The reporting of AEs in clinical trials seems therefore unsatisfactory, as highlighted by other researchers, and more should be done to improve the evaluation of drug safety.
Despite some limitations, the results of this study confirm findings from previous reviews.
Drugs for ADHD seem to be safe and well tolerated. Decreased appetite, insomnia, headache and abdominal pain are the most common AEs observed in the long-term prospective trials (figure 1). Tics were reported in all long-term studies regarding methylphenidate, while emotional lability was reported only with mixed amphetamine salts.
Many AEs are mild or moderate in severity, and the incidence of serious AEs was low. Despite these reassuring results, it should be underlined that lack of tolerability caused the discontinuation of treatment in a proportion of children ranging from one-tenth to one-fourth.
Most of the AEs and discontinuation cases occurred in the first few months of drug treatment.
Given the small sample and the threshold chosen to report the results, few data are available concerning events that occur with a frequency less than 1%. Many psychiatric AEs may be missed or underestimated, in particular the more severe ones (eg, suicide attempts).
Retrieved studies provided scant information concerning the effect of treatments on growth and on the cardiovascular system. However, several ad hoc studies and reviews are available regarding these topics.
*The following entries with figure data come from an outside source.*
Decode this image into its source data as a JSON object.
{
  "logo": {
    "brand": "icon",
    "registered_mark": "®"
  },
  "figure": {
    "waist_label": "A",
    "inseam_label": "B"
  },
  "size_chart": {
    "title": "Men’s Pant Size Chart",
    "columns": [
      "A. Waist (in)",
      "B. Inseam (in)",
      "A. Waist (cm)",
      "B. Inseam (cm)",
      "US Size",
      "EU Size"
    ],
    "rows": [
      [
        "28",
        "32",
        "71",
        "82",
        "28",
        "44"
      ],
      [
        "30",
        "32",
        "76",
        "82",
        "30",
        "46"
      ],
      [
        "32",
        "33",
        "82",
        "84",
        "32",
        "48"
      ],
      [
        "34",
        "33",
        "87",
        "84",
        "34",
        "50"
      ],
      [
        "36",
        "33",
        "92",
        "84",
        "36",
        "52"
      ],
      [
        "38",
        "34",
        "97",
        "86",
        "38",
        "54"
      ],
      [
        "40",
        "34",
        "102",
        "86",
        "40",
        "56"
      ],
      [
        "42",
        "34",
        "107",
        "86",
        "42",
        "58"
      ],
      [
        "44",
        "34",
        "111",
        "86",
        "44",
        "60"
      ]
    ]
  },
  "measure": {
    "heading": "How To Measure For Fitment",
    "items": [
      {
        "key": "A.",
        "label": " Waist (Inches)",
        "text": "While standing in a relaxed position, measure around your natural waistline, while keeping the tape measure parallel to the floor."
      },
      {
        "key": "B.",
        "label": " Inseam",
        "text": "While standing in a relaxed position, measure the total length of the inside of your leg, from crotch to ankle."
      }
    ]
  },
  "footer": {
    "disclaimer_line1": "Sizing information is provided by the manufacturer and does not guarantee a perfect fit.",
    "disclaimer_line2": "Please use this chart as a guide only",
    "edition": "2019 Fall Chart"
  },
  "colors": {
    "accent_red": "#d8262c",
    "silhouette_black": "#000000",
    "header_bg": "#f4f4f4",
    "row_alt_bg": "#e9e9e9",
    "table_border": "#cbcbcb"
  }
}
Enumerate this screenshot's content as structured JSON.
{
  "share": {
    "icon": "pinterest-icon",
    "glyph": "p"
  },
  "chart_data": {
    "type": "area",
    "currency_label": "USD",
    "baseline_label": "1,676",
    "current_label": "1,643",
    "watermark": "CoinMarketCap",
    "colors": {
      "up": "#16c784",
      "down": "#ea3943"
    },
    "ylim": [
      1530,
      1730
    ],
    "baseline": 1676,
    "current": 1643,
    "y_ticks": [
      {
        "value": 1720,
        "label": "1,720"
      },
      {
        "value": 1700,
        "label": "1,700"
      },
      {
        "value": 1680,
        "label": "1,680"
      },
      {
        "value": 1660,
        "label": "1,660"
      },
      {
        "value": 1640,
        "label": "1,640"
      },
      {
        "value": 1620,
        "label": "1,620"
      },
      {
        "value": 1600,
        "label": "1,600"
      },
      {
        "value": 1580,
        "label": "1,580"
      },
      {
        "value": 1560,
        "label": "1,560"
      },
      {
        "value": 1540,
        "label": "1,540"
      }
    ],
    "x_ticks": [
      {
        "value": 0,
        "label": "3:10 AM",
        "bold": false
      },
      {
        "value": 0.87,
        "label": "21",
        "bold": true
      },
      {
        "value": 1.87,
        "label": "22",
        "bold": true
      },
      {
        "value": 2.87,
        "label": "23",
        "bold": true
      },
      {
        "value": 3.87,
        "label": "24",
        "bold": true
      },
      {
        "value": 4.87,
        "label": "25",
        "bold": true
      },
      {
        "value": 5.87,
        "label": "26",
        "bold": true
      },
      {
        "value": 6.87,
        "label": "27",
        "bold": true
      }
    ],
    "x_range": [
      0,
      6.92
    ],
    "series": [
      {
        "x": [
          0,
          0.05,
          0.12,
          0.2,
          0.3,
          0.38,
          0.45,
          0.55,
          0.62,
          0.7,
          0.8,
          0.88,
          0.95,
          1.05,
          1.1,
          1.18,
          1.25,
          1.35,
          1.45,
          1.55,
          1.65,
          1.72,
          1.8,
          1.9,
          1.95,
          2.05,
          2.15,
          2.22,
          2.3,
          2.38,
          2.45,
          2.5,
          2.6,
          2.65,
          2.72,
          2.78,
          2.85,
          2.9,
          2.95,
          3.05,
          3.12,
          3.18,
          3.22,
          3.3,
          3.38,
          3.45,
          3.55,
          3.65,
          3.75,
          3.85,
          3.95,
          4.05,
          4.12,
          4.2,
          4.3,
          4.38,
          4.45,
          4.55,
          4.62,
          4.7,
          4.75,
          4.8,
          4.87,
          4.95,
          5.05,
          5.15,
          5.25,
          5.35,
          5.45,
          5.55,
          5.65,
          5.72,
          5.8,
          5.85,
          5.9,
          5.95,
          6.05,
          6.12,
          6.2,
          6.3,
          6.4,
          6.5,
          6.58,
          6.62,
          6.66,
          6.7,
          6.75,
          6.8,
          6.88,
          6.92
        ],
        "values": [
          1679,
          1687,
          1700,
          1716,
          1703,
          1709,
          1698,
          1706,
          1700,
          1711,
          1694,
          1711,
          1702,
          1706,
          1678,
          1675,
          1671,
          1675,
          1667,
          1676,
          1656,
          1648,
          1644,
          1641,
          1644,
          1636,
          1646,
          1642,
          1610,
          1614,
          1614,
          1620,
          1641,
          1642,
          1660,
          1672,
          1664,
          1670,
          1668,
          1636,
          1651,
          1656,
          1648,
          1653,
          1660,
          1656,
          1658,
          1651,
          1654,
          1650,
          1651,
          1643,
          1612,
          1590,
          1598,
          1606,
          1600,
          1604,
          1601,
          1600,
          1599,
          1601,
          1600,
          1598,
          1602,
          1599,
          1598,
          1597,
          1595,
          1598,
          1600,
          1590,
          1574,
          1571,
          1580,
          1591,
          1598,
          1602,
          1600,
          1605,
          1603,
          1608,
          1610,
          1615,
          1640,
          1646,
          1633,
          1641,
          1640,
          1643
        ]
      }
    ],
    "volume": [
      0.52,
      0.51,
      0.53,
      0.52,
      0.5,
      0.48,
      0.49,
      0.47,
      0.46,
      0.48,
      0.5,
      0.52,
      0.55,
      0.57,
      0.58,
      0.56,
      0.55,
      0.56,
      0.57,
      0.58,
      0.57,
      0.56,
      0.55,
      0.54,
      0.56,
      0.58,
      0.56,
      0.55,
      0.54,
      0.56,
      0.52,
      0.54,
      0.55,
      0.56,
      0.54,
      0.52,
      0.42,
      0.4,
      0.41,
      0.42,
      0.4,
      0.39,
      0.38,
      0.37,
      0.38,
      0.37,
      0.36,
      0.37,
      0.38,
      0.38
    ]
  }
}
Although the medications for ADHD are generally well tolerated, with only mild or minor adverse effects in most cases, their rational use can be guaranteed by implementing and monitoring evidence-based practices, that is, by monitoring the safety and efficacy of treatments in the short and long terms with adequate and appropriate tools and approaches.
Taking into account the wide heterogeneity between studies in the follow-up duration, and the AE reporting criteria, any consideration on which treatment has the least AEs is currently questionable.